[Info-vax] Learning VMS application programming

Bob Gezelter gezelter at rlgsc.com
Sun Sep 7 14:56:18 EDT 2014


On Sunday, September 7, 2014 2:42:40 PM UTC-4, Bugs Bunny wrote:
> On 2014-09-07, Paul Sture <nospam at sture.ch> wrote:
> >
> > Believe it or not in the early 90s I read an article about a COBOL
> > compiler written in COBOL, for PCs IIRC.  They saw it as a means of
> > concentrating on that skill and making sure it worked under duress.
> > I have no idea now what it was called or whether it was successful.
> 
> It was probably Realia or a previous or post incarnation of it. IIRC it was
> written by the same guy that nearly single-handedly wrote SPITBOL and the
> GNAT Ada compiler. He's done a lot of other magic too. All of it is scary
> good.
> 
> >> Even back when I was using FORTRAN for system monitoring applications
> >> in my school days, I knew enough even then to realise I would _never_
> >> have dreamed of writing kernel mode code using it.
> 
> Yes and today despite Fortran being better than ever it still doesn't
> qualify for systems programming. And I don't believe it ever will.

"Bugs",

That "guy" would have been Robert Dewar. Robert was the Chair of the NYU's Computer Science department for some of my undergraduate years (he was also supervising my group when I implemented the PDP-11 code generator for LITTLE, which was designated a "machine independent systems programming language".
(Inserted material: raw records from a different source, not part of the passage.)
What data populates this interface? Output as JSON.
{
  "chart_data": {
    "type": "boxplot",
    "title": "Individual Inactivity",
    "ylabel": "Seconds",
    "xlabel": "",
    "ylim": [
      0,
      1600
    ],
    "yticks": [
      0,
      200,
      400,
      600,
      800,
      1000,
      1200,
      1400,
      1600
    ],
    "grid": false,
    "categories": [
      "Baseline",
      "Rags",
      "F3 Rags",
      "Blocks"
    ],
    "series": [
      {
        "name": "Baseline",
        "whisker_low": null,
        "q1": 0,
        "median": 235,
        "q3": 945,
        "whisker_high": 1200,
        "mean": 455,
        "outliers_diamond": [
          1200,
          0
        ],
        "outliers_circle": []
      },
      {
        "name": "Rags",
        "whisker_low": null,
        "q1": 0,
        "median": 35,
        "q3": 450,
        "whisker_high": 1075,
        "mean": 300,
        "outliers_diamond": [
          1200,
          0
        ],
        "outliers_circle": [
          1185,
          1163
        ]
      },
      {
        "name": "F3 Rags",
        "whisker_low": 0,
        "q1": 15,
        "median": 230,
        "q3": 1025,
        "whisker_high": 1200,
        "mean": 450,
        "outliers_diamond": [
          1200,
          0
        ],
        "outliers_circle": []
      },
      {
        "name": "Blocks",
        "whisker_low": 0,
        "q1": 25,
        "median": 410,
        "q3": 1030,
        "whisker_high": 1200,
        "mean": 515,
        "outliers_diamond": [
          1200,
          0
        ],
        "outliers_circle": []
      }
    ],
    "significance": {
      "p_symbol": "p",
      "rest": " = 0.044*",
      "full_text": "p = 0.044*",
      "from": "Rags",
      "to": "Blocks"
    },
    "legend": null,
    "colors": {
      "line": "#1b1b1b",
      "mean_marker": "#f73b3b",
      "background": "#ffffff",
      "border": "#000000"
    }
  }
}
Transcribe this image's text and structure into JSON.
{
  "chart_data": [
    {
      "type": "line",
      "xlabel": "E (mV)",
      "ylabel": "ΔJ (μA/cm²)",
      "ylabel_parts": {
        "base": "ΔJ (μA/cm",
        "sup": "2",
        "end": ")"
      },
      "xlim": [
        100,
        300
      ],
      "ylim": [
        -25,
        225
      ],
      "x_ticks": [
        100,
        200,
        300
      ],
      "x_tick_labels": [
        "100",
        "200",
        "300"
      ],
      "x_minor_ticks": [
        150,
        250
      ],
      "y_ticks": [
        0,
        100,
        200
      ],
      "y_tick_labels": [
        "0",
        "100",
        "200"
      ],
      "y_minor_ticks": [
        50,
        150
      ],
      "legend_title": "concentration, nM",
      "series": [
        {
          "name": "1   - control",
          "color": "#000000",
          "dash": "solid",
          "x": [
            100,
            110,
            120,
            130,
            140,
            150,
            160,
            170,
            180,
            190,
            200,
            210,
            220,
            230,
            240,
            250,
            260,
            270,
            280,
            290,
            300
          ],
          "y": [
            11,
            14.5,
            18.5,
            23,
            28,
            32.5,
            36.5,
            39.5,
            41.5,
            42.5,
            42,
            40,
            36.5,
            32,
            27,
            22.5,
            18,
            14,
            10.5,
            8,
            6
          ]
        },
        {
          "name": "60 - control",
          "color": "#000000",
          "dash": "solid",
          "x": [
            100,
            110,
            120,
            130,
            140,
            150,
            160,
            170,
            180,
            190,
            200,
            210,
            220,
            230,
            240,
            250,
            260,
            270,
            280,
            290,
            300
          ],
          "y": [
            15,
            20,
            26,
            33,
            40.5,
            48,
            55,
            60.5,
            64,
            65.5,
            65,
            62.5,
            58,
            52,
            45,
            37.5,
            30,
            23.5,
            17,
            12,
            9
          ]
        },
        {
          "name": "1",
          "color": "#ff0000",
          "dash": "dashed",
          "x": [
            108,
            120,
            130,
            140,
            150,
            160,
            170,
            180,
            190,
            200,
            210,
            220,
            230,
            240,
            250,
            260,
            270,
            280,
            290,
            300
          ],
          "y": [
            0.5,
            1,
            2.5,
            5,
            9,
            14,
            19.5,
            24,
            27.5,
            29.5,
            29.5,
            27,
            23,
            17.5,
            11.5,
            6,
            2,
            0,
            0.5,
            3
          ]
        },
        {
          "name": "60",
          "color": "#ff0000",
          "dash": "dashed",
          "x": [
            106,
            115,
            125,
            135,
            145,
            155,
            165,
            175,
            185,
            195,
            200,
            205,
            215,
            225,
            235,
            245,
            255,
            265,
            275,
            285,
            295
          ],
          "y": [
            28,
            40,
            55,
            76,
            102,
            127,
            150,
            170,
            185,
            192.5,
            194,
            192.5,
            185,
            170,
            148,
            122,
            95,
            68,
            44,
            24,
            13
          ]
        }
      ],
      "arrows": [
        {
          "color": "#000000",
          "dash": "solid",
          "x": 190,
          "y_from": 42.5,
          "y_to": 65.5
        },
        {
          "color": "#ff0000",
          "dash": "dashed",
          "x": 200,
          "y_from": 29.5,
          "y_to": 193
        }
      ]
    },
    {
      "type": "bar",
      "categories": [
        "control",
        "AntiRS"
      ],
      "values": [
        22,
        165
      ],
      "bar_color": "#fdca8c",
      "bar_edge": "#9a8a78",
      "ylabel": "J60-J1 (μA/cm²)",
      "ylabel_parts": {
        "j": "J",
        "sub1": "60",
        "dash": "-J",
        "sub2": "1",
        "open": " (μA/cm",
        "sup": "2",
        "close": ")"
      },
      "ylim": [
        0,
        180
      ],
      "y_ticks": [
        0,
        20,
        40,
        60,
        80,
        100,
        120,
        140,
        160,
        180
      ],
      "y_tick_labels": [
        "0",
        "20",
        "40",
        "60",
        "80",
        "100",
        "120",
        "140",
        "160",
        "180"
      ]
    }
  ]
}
The term "systems programming" is somewhat ambiguous. Hoff's distinction of "inner-mode" is more explicit. "Systems programming" is less precise. In the case of LITTLE, the idea was not to write "inner-mode" code, but a portable way of implementing compilers and run-time libraries, a goal which we effectively realized.

During that period (late 1970's), we wrote a good deal of systems software in LITTLE, although all of it ran in user mode. We wrote compilers, run-time libraries, text formatters, remote job entry engines, and operating system simulators (and to answer the obvious question, the LITTLE compiler and run-time libraries were written in LITTLE, with a very small amount of host-dependent assembler for low-level interfaces).